= Wraparound (video games) =

Video game mechanic where opposite screen edges are connected

Wraparound, in video games, is when an object moves off of one side of the screen and reappears on the other side. In Asteroids, for example, the player's ship flies off of the right side of the screen, then continues on the left side with the same velocity. This is referred to as wraparound, since the top and bottom of the screen wrap around to meet, as do the left and right sides (topologically equivalent to a Euclidean 2-torus).

Some games wrap around in certain directions but not others, such as Joust (1982), which wraps left to right but not top to bottom (that is, the game world is topologically equivalent to a cylinder). Some games such as Asteroids have no boundary and objects can travel over any part of the screen edge and reappear on the other side. Others such as Pac-Man, Wizard of Wor, and some games in the Bomberman series, have a boundary surrounding most of the playing area, but have a few paths connecting the left side to the right, or the top to the bottom, that characters can travel on.

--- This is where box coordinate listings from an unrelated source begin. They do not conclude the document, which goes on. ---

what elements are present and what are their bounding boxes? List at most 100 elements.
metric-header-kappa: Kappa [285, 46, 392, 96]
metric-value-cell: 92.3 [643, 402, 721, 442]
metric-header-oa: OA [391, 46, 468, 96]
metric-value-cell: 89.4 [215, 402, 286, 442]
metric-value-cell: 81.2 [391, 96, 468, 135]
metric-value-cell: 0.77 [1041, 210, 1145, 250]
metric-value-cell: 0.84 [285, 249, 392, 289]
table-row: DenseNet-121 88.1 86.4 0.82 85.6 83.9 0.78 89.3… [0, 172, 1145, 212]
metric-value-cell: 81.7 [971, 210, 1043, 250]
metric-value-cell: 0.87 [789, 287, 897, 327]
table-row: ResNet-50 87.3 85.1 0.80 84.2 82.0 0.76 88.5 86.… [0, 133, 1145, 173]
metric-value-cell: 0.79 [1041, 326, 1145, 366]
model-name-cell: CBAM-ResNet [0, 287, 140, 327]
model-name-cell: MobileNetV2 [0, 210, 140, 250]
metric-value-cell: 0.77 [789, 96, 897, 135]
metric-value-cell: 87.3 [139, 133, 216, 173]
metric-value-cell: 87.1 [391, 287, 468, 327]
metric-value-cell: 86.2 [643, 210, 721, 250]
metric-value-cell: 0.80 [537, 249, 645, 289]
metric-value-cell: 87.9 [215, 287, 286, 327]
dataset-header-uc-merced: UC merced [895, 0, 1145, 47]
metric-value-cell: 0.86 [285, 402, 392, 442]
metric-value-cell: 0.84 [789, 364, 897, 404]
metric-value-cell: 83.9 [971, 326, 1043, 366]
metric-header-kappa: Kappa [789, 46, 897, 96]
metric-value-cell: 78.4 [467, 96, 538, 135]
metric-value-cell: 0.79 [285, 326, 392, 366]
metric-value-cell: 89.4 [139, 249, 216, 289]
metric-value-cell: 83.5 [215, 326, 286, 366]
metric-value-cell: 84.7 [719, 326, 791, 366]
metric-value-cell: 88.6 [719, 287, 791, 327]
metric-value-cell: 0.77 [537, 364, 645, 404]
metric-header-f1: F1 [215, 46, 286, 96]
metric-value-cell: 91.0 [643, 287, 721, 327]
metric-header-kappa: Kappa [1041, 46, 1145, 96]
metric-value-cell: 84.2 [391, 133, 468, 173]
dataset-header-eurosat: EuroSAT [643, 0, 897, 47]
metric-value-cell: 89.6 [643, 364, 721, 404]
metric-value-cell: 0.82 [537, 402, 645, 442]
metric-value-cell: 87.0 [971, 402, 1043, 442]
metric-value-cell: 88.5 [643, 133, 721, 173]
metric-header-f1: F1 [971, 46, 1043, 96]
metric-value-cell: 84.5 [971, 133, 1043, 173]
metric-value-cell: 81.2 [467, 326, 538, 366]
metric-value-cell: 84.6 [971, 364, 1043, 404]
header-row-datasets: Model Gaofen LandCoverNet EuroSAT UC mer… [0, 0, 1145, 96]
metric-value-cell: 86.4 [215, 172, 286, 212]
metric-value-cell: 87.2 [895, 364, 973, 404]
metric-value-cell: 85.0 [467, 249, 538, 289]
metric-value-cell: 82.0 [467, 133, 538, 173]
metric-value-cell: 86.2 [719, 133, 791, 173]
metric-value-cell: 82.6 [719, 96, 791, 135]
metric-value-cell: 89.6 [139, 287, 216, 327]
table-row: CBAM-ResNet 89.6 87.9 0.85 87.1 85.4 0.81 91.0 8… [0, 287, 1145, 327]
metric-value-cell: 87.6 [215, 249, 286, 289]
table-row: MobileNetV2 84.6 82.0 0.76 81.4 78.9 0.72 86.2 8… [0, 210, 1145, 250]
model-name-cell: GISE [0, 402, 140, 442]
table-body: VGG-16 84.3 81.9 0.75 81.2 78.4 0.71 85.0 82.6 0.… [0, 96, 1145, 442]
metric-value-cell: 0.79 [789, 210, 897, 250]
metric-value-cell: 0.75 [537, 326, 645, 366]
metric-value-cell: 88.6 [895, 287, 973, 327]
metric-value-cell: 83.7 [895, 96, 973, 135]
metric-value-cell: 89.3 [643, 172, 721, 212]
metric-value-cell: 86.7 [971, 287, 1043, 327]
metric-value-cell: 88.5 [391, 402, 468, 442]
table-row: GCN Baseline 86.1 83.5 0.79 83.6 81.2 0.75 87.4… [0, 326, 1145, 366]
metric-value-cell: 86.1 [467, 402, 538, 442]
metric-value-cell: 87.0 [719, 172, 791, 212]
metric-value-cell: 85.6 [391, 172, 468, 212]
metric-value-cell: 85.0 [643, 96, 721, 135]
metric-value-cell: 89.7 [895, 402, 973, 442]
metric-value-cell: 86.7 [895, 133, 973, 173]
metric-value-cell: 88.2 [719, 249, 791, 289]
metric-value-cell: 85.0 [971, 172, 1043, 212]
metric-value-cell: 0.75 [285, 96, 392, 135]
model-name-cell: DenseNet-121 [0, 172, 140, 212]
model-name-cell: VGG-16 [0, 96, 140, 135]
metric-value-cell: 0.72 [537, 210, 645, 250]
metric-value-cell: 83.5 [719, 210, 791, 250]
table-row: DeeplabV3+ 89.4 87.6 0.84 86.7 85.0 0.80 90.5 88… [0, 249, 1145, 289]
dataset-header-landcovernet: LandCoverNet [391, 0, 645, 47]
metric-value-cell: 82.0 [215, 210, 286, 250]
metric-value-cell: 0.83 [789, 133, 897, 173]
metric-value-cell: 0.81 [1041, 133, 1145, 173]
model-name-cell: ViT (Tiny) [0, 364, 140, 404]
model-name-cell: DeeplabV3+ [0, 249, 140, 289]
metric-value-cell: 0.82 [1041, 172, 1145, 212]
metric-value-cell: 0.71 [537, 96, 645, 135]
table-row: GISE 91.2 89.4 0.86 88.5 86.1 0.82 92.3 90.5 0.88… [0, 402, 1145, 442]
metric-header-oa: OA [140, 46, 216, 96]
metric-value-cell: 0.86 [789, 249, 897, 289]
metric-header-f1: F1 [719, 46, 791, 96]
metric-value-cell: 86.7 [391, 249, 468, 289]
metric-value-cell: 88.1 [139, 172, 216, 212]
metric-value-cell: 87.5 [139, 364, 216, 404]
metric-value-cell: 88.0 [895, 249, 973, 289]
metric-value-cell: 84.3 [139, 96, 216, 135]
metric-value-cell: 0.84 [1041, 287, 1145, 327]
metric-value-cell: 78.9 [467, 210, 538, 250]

In contrast, some games such as Defender (1981) do not allow objects to leave one edge of the screen and reenter by the other, but do have a toroidal game world, in the sense that flying far enough in one direction will lead the player back where they started. Manifold Garden (2019) applies the same "world-wrapping" in three dimensions.

== History ==

1962's Spacewar! has a wraparound playfield, as does the first commercial arcade video game, Computer Space (1971). Wraparound was common in games throughout the 1970s and early 1980s, including Space Race (1973), Combat (1977), Asteroids (1979), and Star Castle (1980). Surround (1977) for the Atari 2600 has a gameplay option called "wraparound" in the manual.

== Examples ==
Notable examples of video games that employed wraparound mechanics:

- Pac-Man (1980): When Pac-Man reaches the edge of the screen, he reappears on the opposite side, enabling continuous movement through the maze.
- Asteroids (1979): In this arcade shooter, the game space wraps around. Many Asteroids-inspired games, such as Geometry Wars, also do this.
- Super Mario Bros. series (1985-present): Many entries in the Super Mario Bros. franchise utilize wraparound, particularly in platforming levels.